Мой брат Штефан больше не плачет, хотя лицо у него по-прежнему распухшее. Он сидит на стуле и клюет носом. Ему хочется спать, но он превозмогает себя. Не знаю, почему ему взбрело в голову, что если он ляжет где-нибудь здесь спать, то не проснется, умрет во сне. В отличие от него другой мой брат, Ион-адвентист, ничего не боится. Смерть за ним придет? Ну и пусть! На том свете для него распахнуты врата рая.

«Ну а если никакого рая на том свете нет?»

«Что-то должно же там быть. Чего там нету, что есть — каждый узнает, когда умрет».

«А может, и тогда не узнает»…

Появляется Костандина. Она чуть не прыгает от радости.

— Вот, дорогая сестрица, мамины шлепанцы, вот они, шлепанцы, которые остались от мамы и которые я просила тебя отдать мне, потому что я бедная, дорогая моя сестричка, дорогая моя сводная сестрица, ведь я совсем бедная.

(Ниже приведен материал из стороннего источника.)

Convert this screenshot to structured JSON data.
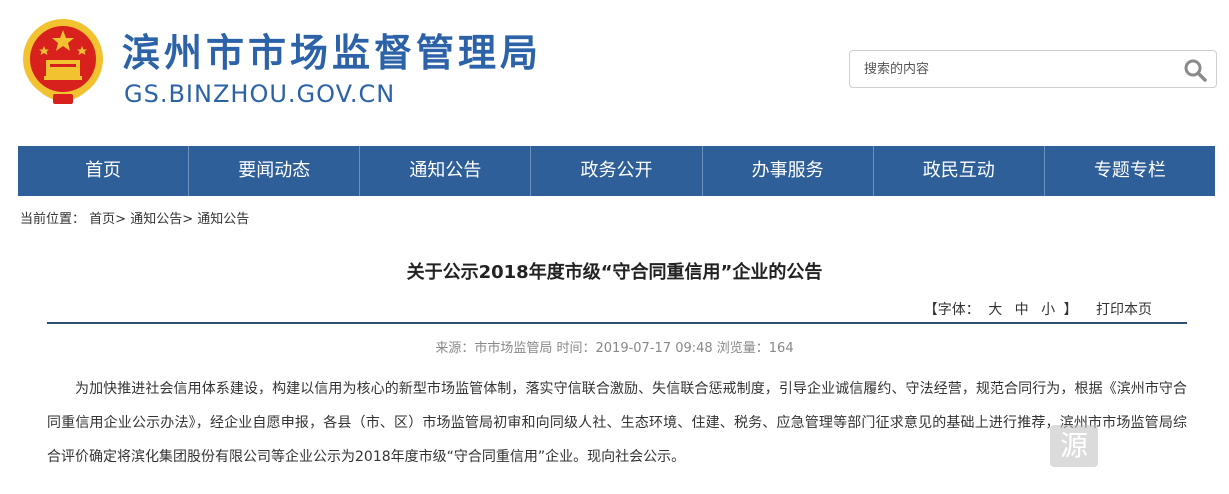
{
  "header": {
    "site_name": "滨州市市场监督管理局",
    "site_domain": "GS.BINZHOU.GOV.CN",
    "emblem_icon": "national-emblem-icon"
  },
  "search": {
    "placeholder": "搜索的内容",
    "icon": "search-icon"
  },
  "nav": {
    "items": [
      {
        "label": "首页"
      },
      {
        "label": "要闻动态"
      },
      {
        "label": "通知公告"
      },
      {
        "label": "政务公开"
      },
      {
        "label": "办事服务"
      },
      {
        "label": "政民互动"
      },
      {
        "label": "专题专栏"
      }
    ]
  },
  "breadcrumb": {
    "prefix": "当前位置：",
    "items": [
      "首页",
      "通知公告",
      "通知公告"
    ],
    "separator": "> "
  },
  "article": {
    "title": "关于公示2018年度市级“守合同重信用”企业的公告",
    "font_tool": {
      "open": "【字体：",
      "large": "大",
      "medium": "中",
      "small": "小",
      "close": "】"
    },
    "print_label": "打印本页",
    "meta": "来源：市市场监管局  时间：2019-07-17 09:48  浏览量：164",
    "body": "为加快推进社会信用体系建设，构建以信用为核心的新型市场监管体制，落实守信联合激励、失信联合惩戒制度，引导企业诚信履约、守法经营，规范合同行为，根据《滨州市守合同重信用企业公示办法》，经企业自愿申报，各县（市、区）市场监管局初审和向同级人社、生态环境、住建、税务、应急管理等部门征求意见的基础上进行推荐，滨州市市场监管局综合评价确定将滨化集团股份有限公司等企业公示为2018年度市级“守合同重信用”企业。现向社会公示。"
  },
  "colors": {
    "brand_blue": "#2c62a8",
    "nav_blue": "#2f5f98",
    "emblem_red": "#d8201d",
    "emblem_gold": "#f2c230"
  }
}
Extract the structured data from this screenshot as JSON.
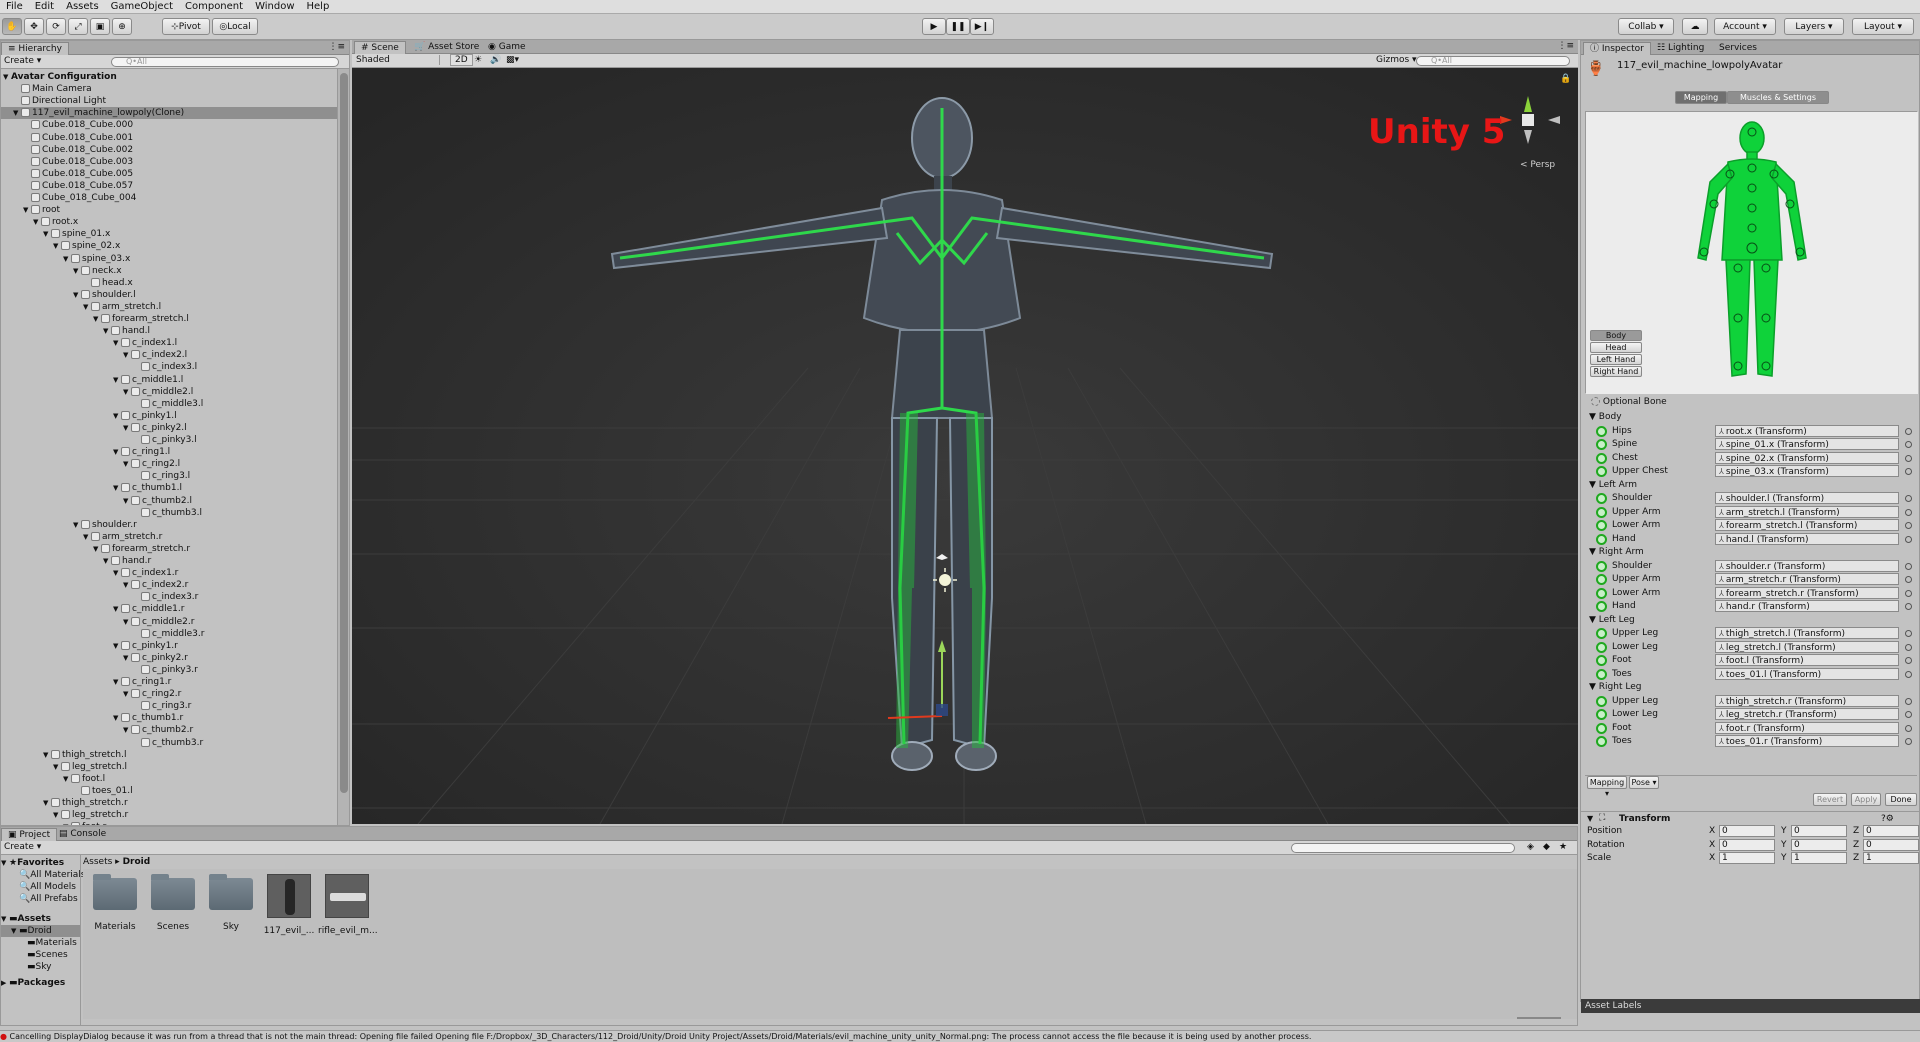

Три большие керосиновые лампы освещают завалинку и площадку перед домом. Моя сестра Елизабета берет шлепанцы и подходит с ними к лампе, чтобы разглядеть их получше.

— Рваные-то они не рваные, но и не новые. Мама их надевала, когда ходила по двору. Наверно, оставлю их себе на память.

Костандина бледнеет. Она бросается к моей сестре Елизабете, просит ее, почти умоляет:

— Отдай их мне, сестрица, отдай мне, сестричка моя сводная, ведь я такая бедная, ведь я такая несчастная!

— И я не богата, но эти шлепанцы носить не буду. Как я смогу ходить в этих шлепанцах, ведь их мама носила перед смертью! Я их сохраню на память…

— Шлепанцы — ведь они шлепанцы, их носить нужно, а не хранить. Где это слыхано, чтобы шлепанцы сохранять на память?

— Слыхано это или не слыхано, а я вот сохраню.

— Не надо, дорогая моя сестрица, зачем их тебе хранить! Отдай ты их мне… Отдай, как обещала.